The part nobody prepares you for: The learning curve
You might be brilliant with patients. But spreadsheets, amortization schedules, and pro forma projections? Probably not your comfort zone.
That’s where formal education steps in. Programs like the Baylor Healthcare Administration MBA are becoming popular among healthcare leaders. The curriculum dives into finance, operations, and strategy from a healthcare lens — not generic business theory. Students dissect real-world case studies, including facility financing models and risk analysis.
It’s the kind of background that changes how you think about growth. Suddenly, you’re not just a clinician; you’re a decision-maker who understands debt structures, ROI timelines, and what lenders mean when they say “credit exposure.”

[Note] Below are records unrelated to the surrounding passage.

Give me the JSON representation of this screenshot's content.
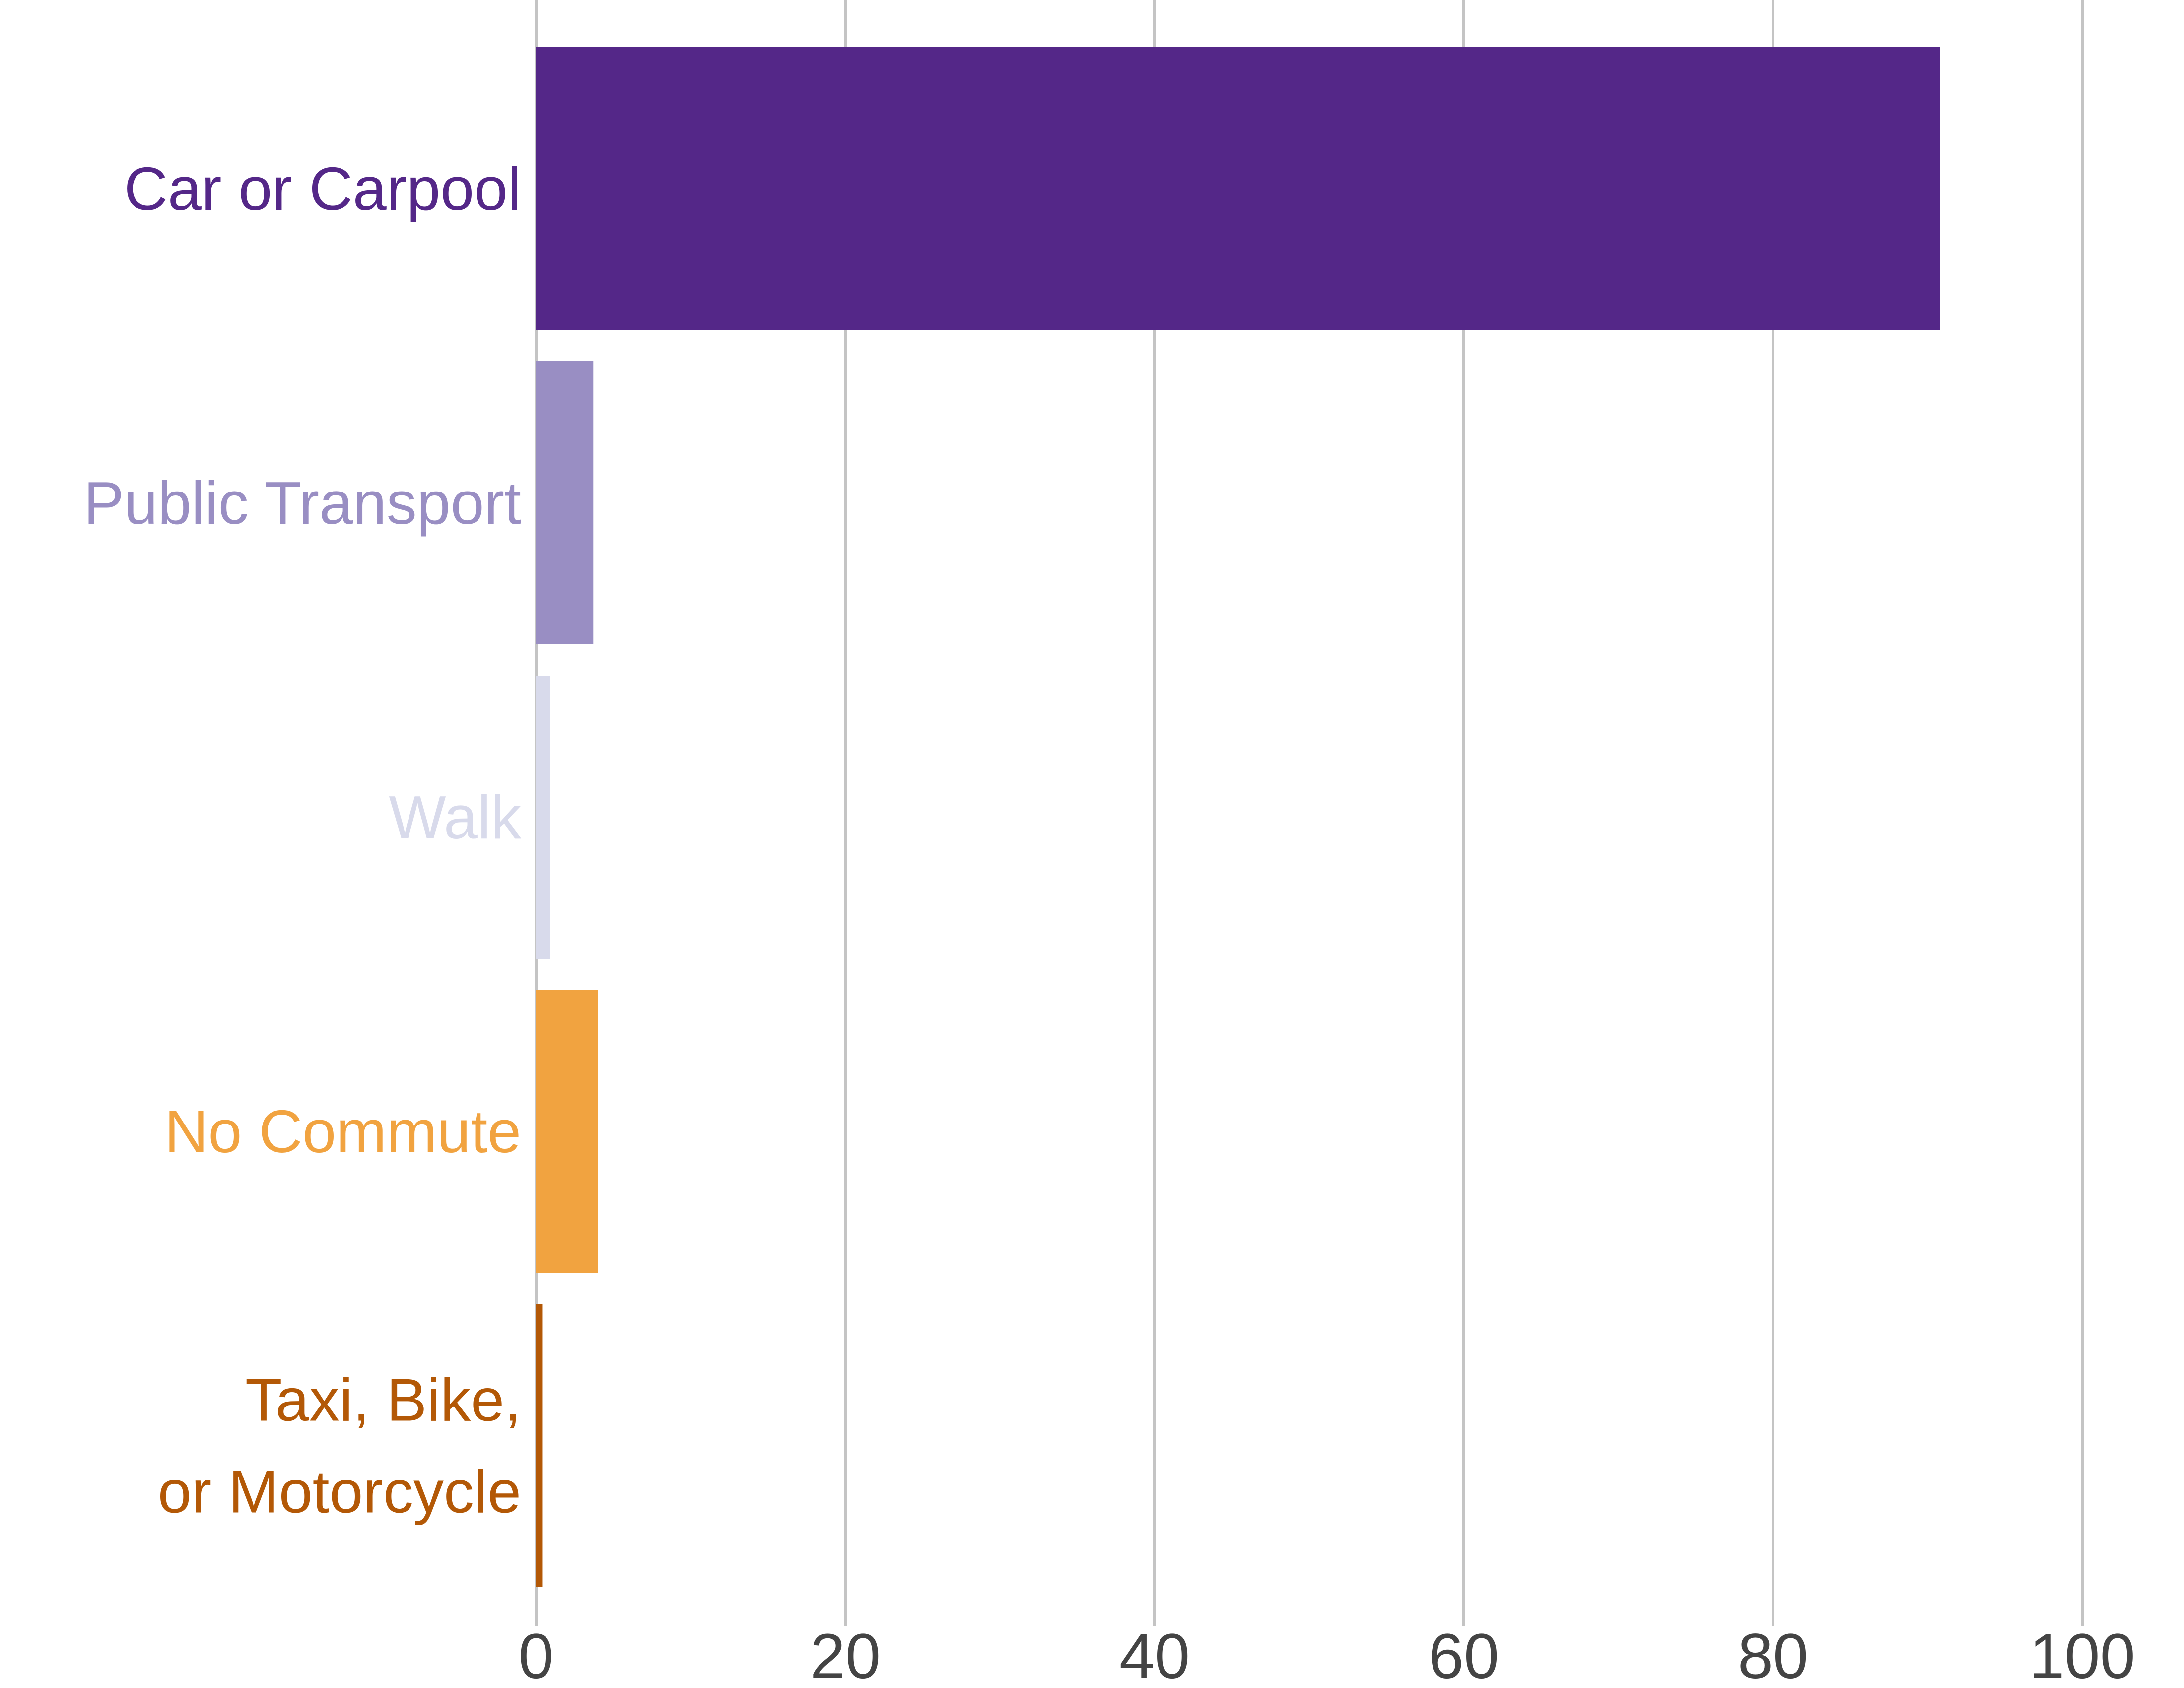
{
  "chart_data": {
    "type": "bar",
    "orientation": "horizontal",
    "title": "",
    "xlabel": "",
    "ylabel": "",
    "xlim": [
      0,
      100
    ],
    "xticks": [
      0,
      20,
      40,
      60,
      80,
      100
    ],
    "xtick_labels": [
      "0",
      "20",
      "40",
      "60",
      "80",
      "100"
    ],
    "grid": "vertical",
    "categories": [
      {
        "label_lines": [
          "Car or Carpool"
        ],
        "value": 90.8,
        "color": "#542788"
      },
      {
        "label_lines": [
          "Public Transport"
        ],
        "value": 3.7,
        "color": "#998ec3"
      },
      {
        "label_lines": [
          "Walk"
        ],
        "value": 0.9,
        "color": "#d8daeb"
      },
      {
        "label_lines": [
          "No Commute"
        ],
        "value": 4.0,
        "color": "#f1a340"
      },
      {
        "label_lines": [
          "Taxi, Bike,",
          "or Motorcycle"
        ],
        "value": 0.4,
        "color": "#b35806"
      }
    ]
  }
}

The unseen costs that trip you up
Even experienced physicians underestimate this part.
Before you even break ground, you’ll bleed money on feasibility studies, permitting, environmental reviews, and pre-construction design. Those “soft costs” now average 25–30% of total project expenses, according to JLL.
Then there’s medical technology — digital imaging systems, telemedicine infrastructure, data privacy integrations — all of which eat into your budget before you’ve hung a single piece of drywall. And none of it’s optional anymore. Patients expect tech-enabled care.
It’s why so many doctors end up pivoting mid-project, trimming square footage or leasing part of the building to offset costs. Doesn’t mean failure. Just adaptation.
What this really comes down to
When you strip away the spreadsheets and loan documents, it’s about faith.
Faith that your practice will grow. Faith that patients will keep coming back. Faith that healthcare, for all its chaos, is still worth investing in.
Building your own medical office isn’t just a financial play. It’s personal. It’s a physical mark of permanence in a field that keeps changing faster than we can track.
And maybe that’s why people keep doing it — even when rates rise and lenders hesitate. Because deep down, every doctor knows: there’s something powerful about walking through your own doors, knowing you built this space from the ground up.
Something you can’t quite put a price on.